The entorhinal cortex is the first region to develop tau pathology in Alzheimer's disease and primary age-related tauopathy, yet the reasons for this selective vulnerability remain unclear. We developed a computational model in which neuronal activity and amyloid-β (Aβ) modulate tau transport, hypothesizing that this mechanism explains entorhinal vulnerability to early tau pathology. The model combines structural connectivity with either neuronal activity (measured by FDG PET) or Aβ burden (measured by Aβ PET). We analysed Alzheimer's Disease Neuroimaging Initiative (ADNI) data comprising 527 FDG PET scans (mean age 71.8 years; 174 cognitively normal, 293 mild cognitive impairment, 60 Alzheimer's disease) and 1244 Aβ PET scans (mean age 72.4 years; 501 cognitively normal, 588 mild cognitive impairment, 155 Alzheimer's disease). From these, 253 FDG-tau and 453 Aβ-tau PET pairs were used in regression analyses. Key results were replicated in the Harvard Aging Brain Study (HABS; 300 FDG, 348 Aβ, 116 FDG-tau and 255 Aβ-tau pairs).
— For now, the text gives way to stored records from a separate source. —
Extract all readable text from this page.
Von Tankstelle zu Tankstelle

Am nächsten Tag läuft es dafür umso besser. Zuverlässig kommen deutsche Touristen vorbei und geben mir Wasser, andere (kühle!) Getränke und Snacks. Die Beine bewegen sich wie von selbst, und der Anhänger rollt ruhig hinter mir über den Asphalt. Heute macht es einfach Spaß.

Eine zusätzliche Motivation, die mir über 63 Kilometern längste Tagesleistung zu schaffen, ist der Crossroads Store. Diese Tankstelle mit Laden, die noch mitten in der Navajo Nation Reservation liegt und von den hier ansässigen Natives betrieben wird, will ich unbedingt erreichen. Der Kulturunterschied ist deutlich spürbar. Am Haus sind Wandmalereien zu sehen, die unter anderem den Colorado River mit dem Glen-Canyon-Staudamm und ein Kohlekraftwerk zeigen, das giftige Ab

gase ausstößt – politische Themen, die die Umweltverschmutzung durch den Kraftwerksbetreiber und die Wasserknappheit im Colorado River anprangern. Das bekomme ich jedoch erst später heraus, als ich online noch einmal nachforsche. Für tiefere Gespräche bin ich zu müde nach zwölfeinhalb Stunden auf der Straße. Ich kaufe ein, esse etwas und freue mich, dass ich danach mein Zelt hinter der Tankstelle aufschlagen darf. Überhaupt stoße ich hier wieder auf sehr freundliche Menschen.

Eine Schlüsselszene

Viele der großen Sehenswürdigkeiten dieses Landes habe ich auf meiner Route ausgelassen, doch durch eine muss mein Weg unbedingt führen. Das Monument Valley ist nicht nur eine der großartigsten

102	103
Both FDG- and Aβ-based models consistently identified the entorhinal cortex as a primary tau seeding region in ADNI (FDG: z ≈ 4.6-4.9, P < 0.0066; Aβ: z ≈ 4.0-8.7, P ≤ 0.011) and in HABS (FDG: z = 5.7, P = 0.030; Aβ: z = 6.0, P = 0.0018). Simple linear regression showed modest associations between model-derived seeding and empirical entorhinal tau in ADNI (FDG: β = 6.7, P = 0.0039; Aβ: β = 11.3, P < 0.001), which remained significant after adjustment for age, sex, and APOE4 status (FDG: β = 7.1, P < 0.001; Aβ: β = 9.7, P < 0.001). Aβ-based associations replicated in HABS (β = 3.3, P < 0.001), while FDG-based correlations were not detectable in this predominantly cognitively normal cohort (β = -0.43, P = 0.80; power = 49%). These findings support a mechanistic role for neuronal activity and Aβ in initiating tau pathology, with the entorhinal cortex consistently emerging as highly vulnerable. Our computational model reliably identifies this region as the epicentre of pathology, supporting the idea that brain-wide patterns of neuronal activity and amyloid burden determine where tau pathology begins.